Gli habitat

Precedentemente alla grande colonizzazione agricola del territorio padano, nell’area dell’attuale Sito Natura2000 Monticchie residuavano gli habitat tipici delle foreste alluvionali planiziali a prevalenza di latifoglie caducifoglie con farnia (Quercus robur), pioppi (Populus alba e Populus nigra), salici (Salix alba) e ontano nero (Alnus glutinosa).

Oggi, nel territorio del Sito si incontrano soprattutto (si tratta del cuore più naturale, esteso per circa il 10% dei 250 ettari di estensione totale) boschi igrofili con prevalenza di ontano nero e salici e boschi meso-igrofili a dominanza di farnia, oltre ad habitat acquatici caratterizzati da idrofite sommerse e galleggianti.

Questi ultimi habitat sono fra i più minacciati oggi nella bassa pianura lombarda, a causa degli interventi di bonifica e drenaggio, unitamente alle opere di rettificazione ed arginatura. Azioni che di fatto annullano le fasce perimetrali e le zone umide peri-alveali soggette a periodico allagamento, cancellando habitat di sosta o riproduzione per innumerevoli specie faunistiche e determinando la scomparsa di importanti elementi floristiche.

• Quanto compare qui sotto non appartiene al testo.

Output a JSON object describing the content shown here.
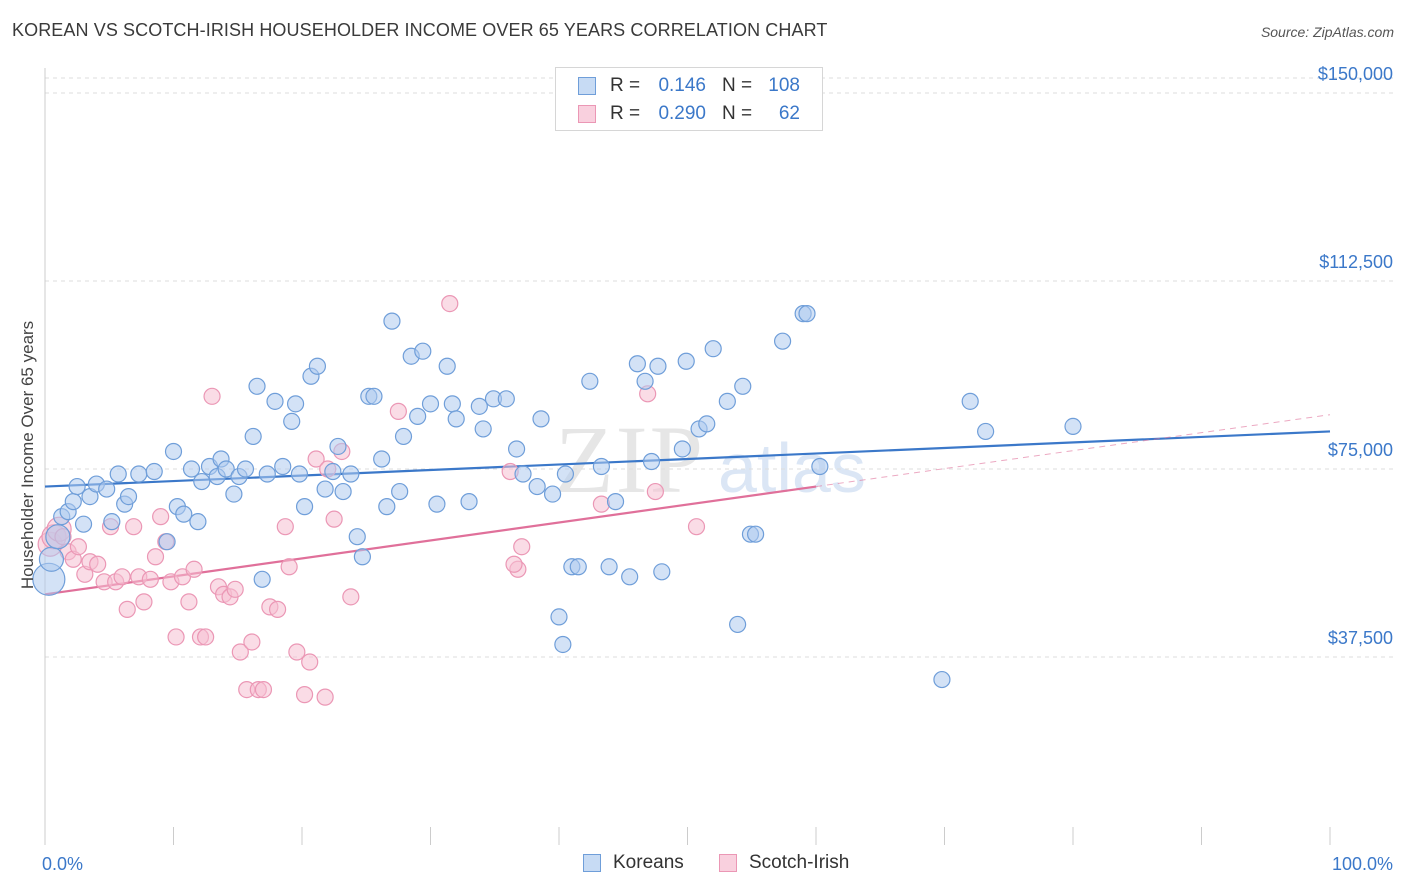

Di particolare rilevanza il sistema idrico superficiale derivato da peculiari risorgive di terrazzo (si tratta del terrazzo scavato dal fiume Po in tempi geologicamente recenti) e dei canali di scolmo e di irrigazione di varie dimensioni che ne derivano. Sono utilizzati come siti riproduttivi, di sosta e di alimentazione da anfibi, rettili, uccelli, pesci, crostacei e insetti prioritari (inclusi negli Allegati II e IV della Direttiva “Habitat”).

Tra gli obbiettivi del Progetto LIFE Natura IT/03/000112 concluso nel 2005 proprio la riqualificazione ed il potenziamento, anche con estese riforestazioni, delle cenosi boschive, l’arricchimento delle componenti floristiche e l’aumento degli habitat acquatici. Questo permetterà nei prossimi anni un miglioramento della fruibilità del Sito Natura2000 quale ambiente di sosta e riproduzione per le specie prioritarie di Ardeidi gregari: Egretta garzetta e Nycticorax nycticorax. La disponibilità di zone ecotononali e di acque lentiche, invece, va a potenziare le popolazioni di Anfibi, Rettili e di piccoli Mammiferi.

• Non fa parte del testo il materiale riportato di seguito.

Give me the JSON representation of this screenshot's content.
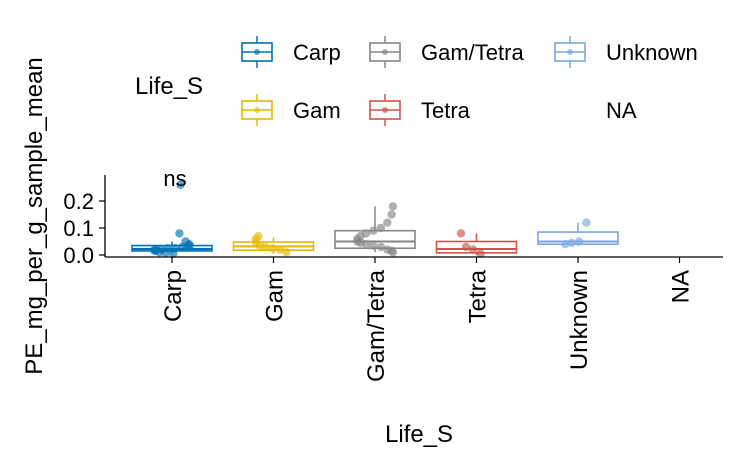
{
  "chart_data": {
    "type": "boxplot",
    "title": "",
    "xlabel": "Life_S",
    "ylabel": "PE_mg_per_g_sample_mean",
    "categories": [
      "Carp",
      "Gam",
      "Gam/Tetra",
      "Tetra",
      "Unknown",
      "NA"
    ],
    "yticks": [
      0.0,
      0.1,
      0.2
    ],
    "ytick_labels": [
      "0.0",
      "0.1",
      "0.2"
    ],
    "ylim": [
      -0.01,
      0.27
    ],
    "annotation": "ns",
    "legend": {
      "title": "Life_S",
      "placement": "top",
      "entries": [
        "Carp",
        "Gam/Tetra",
        "Unknown",
        "Gam",
        "Tetra",
        "NA"
      ]
    },
    "series": [
      {
        "name": "Carp",
        "color": "#0072B5",
        "box": {
          "min": 0.005,
          "q1": 0.015,
          "median": 0.022,
          "q3": 0.035,
          "max": 0.05
        },
        "points": [
          0.08,
          0.05,
          0.04,
          0.035,
          0.03,
          0.03,
          0.025,
          0.025,
          0.02,
          0.02,
          0.018,
          0.015,
          0.01,
          0.008,
          0.005,
          0.26
        ]
      },
      {
        "name": "Gam",
        "color": "#E7B800",
        "box": {
          "min": 0.005,
          "q1": 0.018,
          "median": 0.032,
          "q3": 0.048,
          "max": 0.065
        },
        "points": [
          0.07,
          0.06,
          0.045,
          0.035,
          0.03,
          0.025,
          0.02,
          0.01
        ]
      },
      {
        "name": "Gam/Tetra",
        "color": "#868686",
        "box": {
          "min": 0.01,
          "q1": 0.025,
          "median": 0.05,
          "q3": 0.09,
          "max": 0.18
        },
        "points": [
          0.18,
          0.15,
          0.12,
          0.1,
          0.09,
          0.08,
          0.07,
          0.06,
          0.05,
          0.045,
          0.04,
          0.035,
          0.03,
          0.02,
          0.015,
          0.01
        ]
      },
      {
        "name": "Tetra",
        "color": "#CD534C",
        "box": {
          "min": 0.0,
          "q1": 0.008,
          "median": 0.022,
          "q3": 0.05,
          "max": 0.08
        },
        "points": [
          0.08,
          0.03,
          0.02,
          0.005
        ]
      },
      {
        "name": "Unknown",
        "color": "#7AA6DC",
        "box": {
          "min": 0.035,
          "q1": 0.04,
          "median": 0.05,
          "q3": 0.085,
          "max": 0.12
        },
        "points": [
          0.12,
          0.05,
          0.045,
          0.04
        ]
      },
      {
        "name": "NA",
        "color": "#000000",
        "box": null,
        "points": []
      }
    ]
  }
}
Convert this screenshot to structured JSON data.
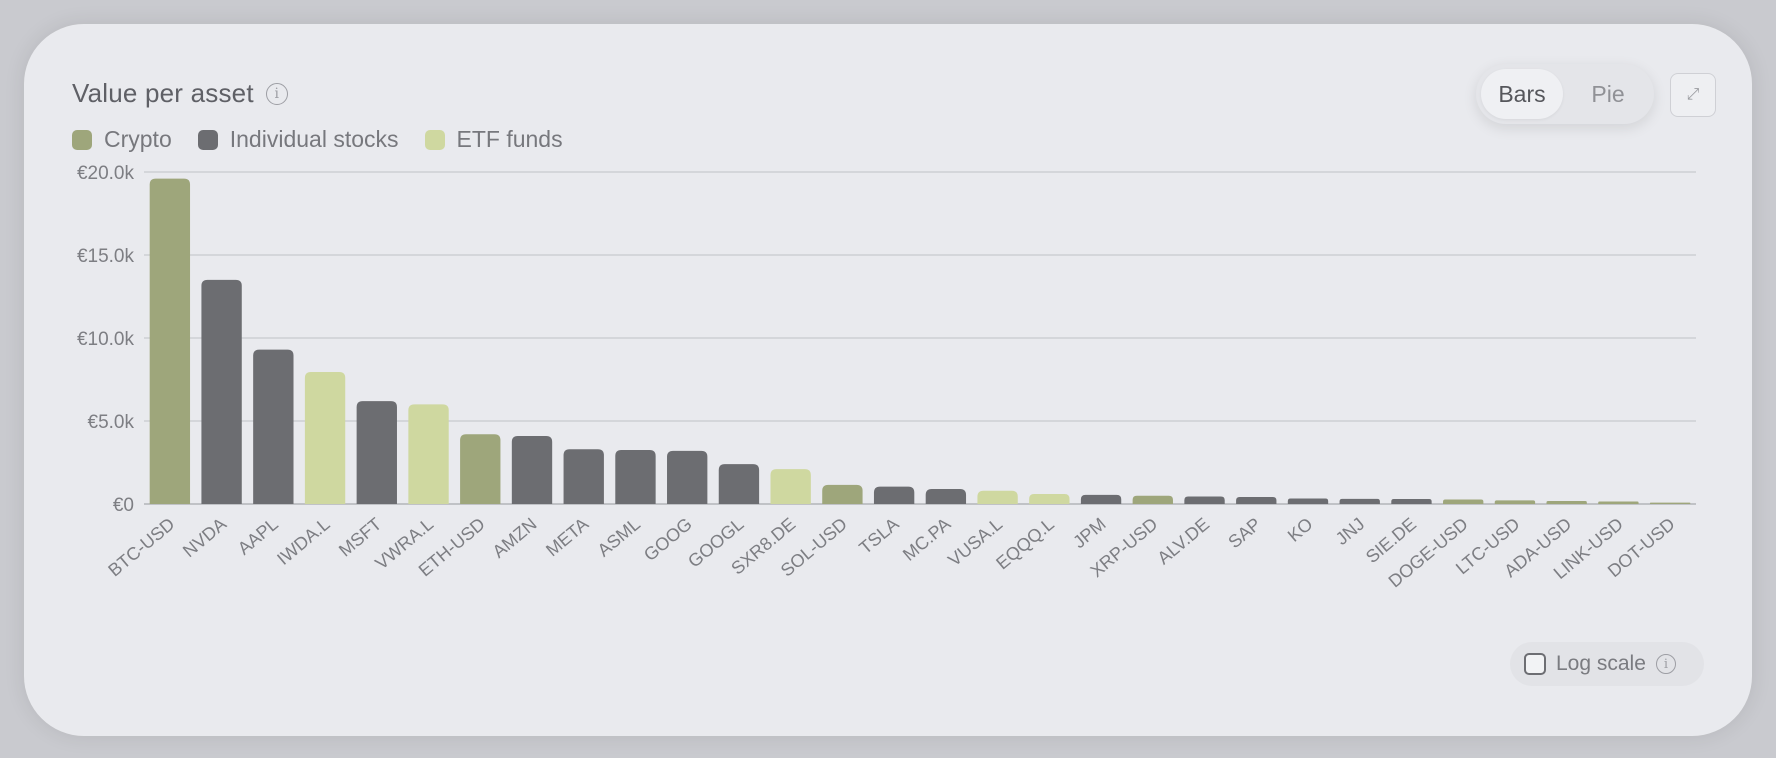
{
  "header": {
    "title": "Value per asset",
    "info_icon": "info-icon"
  },
  "legend": [
    {
      "label": "Crypto",
      "color": "#9ea67b"
    },
    {
      "label": "Individual stocks",
      "color": "#6c6d71"
    },
    {
      "label": "ETF funds",
      "color": "#cfd8a0"
    }
  ],
  "view_toggle": {
    "options": [
      "Bars",
      "Pie"
    ],
    "selected": "Bars"
  },
  "expand_icon": "expand-icon",
  "log_scale": {
    "label": "Log scale",
    "checked": false,
    "info_icon": "info-icon"
  },
  "chart_data": {
    "type": "bar",
    "ylim": [
      0,
      20000
    ],
    "yticks": [
      "€0",
      "€5.0k",
      "€10.0k",
      "€15.0k",
      "€20.0k"
    ],
    "yticks_values": [
      0,
      5000,
      10000,
      15000,
      20000
    ],
    "grid": true,
    "legend_position": "top-left",
    "categories": [
      "BTC-USD",
      "NVDA",
      "AAPL",
      "IWDA.L",
      "MSFT",
      "VWRA.L",
      "ETH-USD",
      "AMZN",
      "META",
      "ASML",
      "GOOG",
      "GOOGL",
      "SXR8.DE",
      "SOL-USD",
      "TSLA",
      "MC.PA",
      "VUSA.L",
      "EQQQ.L",
      "JPM",
      "XRP-USD",
      "ALV.DE",
      "SAP",
      "KO",
      "JNJ",
      "SIE.DE",
      "DOGE-USD",
      "LTC-USD",
      "ADA-USD",
      "LINK-USD",
      "DOT-USD"
    ],
    "values": [
      19600,
      13500,
      9300,
      7950,
      6200,
      6000,
      4200,
      4100,
      3300,
      3250,
      3200,
      2400,
      2100,
      1150,
      1050,
      900,
      800,
      600,
      550,
      500,
      450,
      420,
      330,
      310,
      300,
      270,
      220,
      180,
      150,
      80
    ],
    "groups": [
      "Crypto",
      "Individual stocks",
      "Individual stocks",
      "ETF funds",
      "Individual stocks",
      "ETF funds",
      "Crypto",
      "Individual stocks",
      "Individual stocks",
      "Individual stocks",
      "Individual stocks",
      "Individual stocks",
      "ETF funds",
      "Crypto",
      "Individual stocks",
      "Individual stocks",
      "ETF funds",
      "ETF funds",
      "Individual stocks",
      "Crypto",
      "Individual stocks",
      "Individual stocks",
      "Individual stocks",
      "Individual stocks",
      "Individual stocks",
      "Crypto",
      "Crypto",
      "Crypto",
      "Crypto",
      "Crypto"
    ]
  }
}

Quali connessioni ecologiche oltre le infrastrutture viarie che attualmente isolano e perimetrano il Sito, sono ora presenti prime fasce arboreo-arbustive sul perimetro di seminativi. Ciò permetterà, con la crescita della vegetazione, di disporre delle prive vere vie di spostamento protetto tra Monticchie e la vicina asta del colatore Brembiolo (oggi  Parco Locale di Interesse Sovracomunale). Altre fasce arboreo-arbustive sulle sponde delle rogge in uscita verso sud dovrebbero invece “avvicinare” le sponde del fiume Po, per ora posizionate al di là di ostacoli insormontabili (per la piccola fauna terricola) quali l’Autostrada e la linea Alta Velocità delle Ferrovie (tratto Milano-Piacenza).